Learning Is Not Just For School – It’s a Lifelong Skill

This blog post summarizes the great insights from the ‘Learning for Life’ chapter in our Academic Success Formula book.

Lifelong learning is about so much more than just simply learning to pass required exams to move on to the next level. Although we often focus on making others proud, gaining degrees, or pleasing our employers – it’s really about learning new ideas and gaining an understanding of different concepts and topics throughout our entire lives. At Tutor Doctor, we don’t want to just prepare our students for the next grade. We want them to look forward to a lifetime of learning!

So what exactly is Learning for Life?
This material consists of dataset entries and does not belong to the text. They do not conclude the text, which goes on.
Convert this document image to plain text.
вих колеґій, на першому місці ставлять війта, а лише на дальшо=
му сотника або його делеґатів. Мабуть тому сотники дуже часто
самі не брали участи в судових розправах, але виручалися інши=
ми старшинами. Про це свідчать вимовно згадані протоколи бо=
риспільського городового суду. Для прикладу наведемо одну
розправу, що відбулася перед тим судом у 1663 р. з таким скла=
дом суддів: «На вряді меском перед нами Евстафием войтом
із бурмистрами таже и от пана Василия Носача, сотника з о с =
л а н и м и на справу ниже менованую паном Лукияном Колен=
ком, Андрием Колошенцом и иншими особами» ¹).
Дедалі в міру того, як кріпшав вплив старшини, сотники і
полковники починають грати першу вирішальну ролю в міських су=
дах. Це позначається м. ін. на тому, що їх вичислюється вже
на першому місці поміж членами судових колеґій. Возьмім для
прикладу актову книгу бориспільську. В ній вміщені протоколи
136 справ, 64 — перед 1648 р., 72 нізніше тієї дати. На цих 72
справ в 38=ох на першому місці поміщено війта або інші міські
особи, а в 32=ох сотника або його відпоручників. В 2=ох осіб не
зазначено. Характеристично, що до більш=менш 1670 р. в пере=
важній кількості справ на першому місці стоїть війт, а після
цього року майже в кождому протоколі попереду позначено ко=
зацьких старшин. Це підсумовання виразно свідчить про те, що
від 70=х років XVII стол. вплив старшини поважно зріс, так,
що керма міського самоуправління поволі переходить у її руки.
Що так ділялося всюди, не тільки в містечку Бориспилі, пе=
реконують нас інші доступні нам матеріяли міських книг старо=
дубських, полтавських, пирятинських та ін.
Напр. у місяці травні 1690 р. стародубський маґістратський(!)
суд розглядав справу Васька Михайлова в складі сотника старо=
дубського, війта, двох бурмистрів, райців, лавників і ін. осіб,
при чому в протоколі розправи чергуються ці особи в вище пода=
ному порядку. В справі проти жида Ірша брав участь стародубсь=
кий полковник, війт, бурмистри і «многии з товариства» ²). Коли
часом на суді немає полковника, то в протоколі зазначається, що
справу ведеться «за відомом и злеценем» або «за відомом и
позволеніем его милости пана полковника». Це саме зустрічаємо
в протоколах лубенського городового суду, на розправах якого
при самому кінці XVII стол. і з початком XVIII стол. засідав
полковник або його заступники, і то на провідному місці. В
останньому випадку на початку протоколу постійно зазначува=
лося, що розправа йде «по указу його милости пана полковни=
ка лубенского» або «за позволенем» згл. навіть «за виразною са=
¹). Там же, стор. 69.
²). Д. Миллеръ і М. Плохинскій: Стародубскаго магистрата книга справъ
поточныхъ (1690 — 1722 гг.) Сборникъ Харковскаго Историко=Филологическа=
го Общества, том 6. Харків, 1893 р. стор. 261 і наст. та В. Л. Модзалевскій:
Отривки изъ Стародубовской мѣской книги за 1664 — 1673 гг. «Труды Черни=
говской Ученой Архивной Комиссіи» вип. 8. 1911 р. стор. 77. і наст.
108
We like to break it down in two ways:

  1. A lifelong learning perspective is more than training and continuing education: it forces us to rethink and reinvent our schools and universities.
  2. Learning for life should benefit the community and the environment.

In other words, learning for life isn’t just about academic prosperity, but also the many skills we acquire throughout our lives. In order to be productive members of society, students will also need to practice skills used in everyday life – from written word to verbal interaction. We believe students should to learn how to positively interact with others, whether it is in an academic or professional environment, or even just personal relationships.

The Lifelong Learning Council of Queensland describes four “pillars” of learning for life:

  • Learning to know – mastering learning tools rather than acquisition of structured knowledge. In other words, having the tools to learn new information is more important than memorizing predefined knowledge or steps.
  • Learning to do – equipping people for the types of work needed now and, in the future, including the innovation and adaptation of learning tools into future work environments. We don’t want our students to be prepared for just one skillset – the world is constantly changing, and we need to be able to adapt to remain successful.
  • Learning to live together, and with others – peacefully resolving conflict, discovering other people and their cultures, fostering community capability, individual competence and capacity, economic resilience, and social inclusion.
  • Learning to be – education and contributing to a person’s complete development: mind and body, intelligence, sensitivity, aesthetic appreciation, and spirituality.

Life skills are acquired in many different ways. Although we as a society often tend to focus on formal education, knowledge is also acquired from many other sources. Knowing how to utilize this information to form new skills is absolutely critical. Here are some ways besides formal education that we might also acquire life skills:

  • Employment, including on the job training and experience as an employee.
  • Running one’s own business enterprise.
  • Learning through a mentor. Mentors can be beneficial, whether the mentor is a friend, family member, colleague, business associate – or tutor!
  • Travel experiences and firsthand exposure to other environments, cultures, people, and places.
  • Reading, whether from academic texts or recreationally from a novel.
  • The internet, whether you’re browsing online encyclopedias or entertainment pages. Although cat videos are fun, there’s also a lot of valuable information on websites like YouTube!

We try to encourage the tutors we work with to embrace holistic learning. In other words, we want our students to appreciate the learning tools themselves. Nobody can fully prepare someone with all the information they will need throughout life, but having the tools to acquire new knowledge is necessary to being a happy and productive member of society – both now and in the future. Learning for life is about learning for your own life, and not someone else’s! In the words of this classic Chinese proverb:

Give a man a fish and you feed him for a day;

teach a man to fish and you feed him for a lifetime.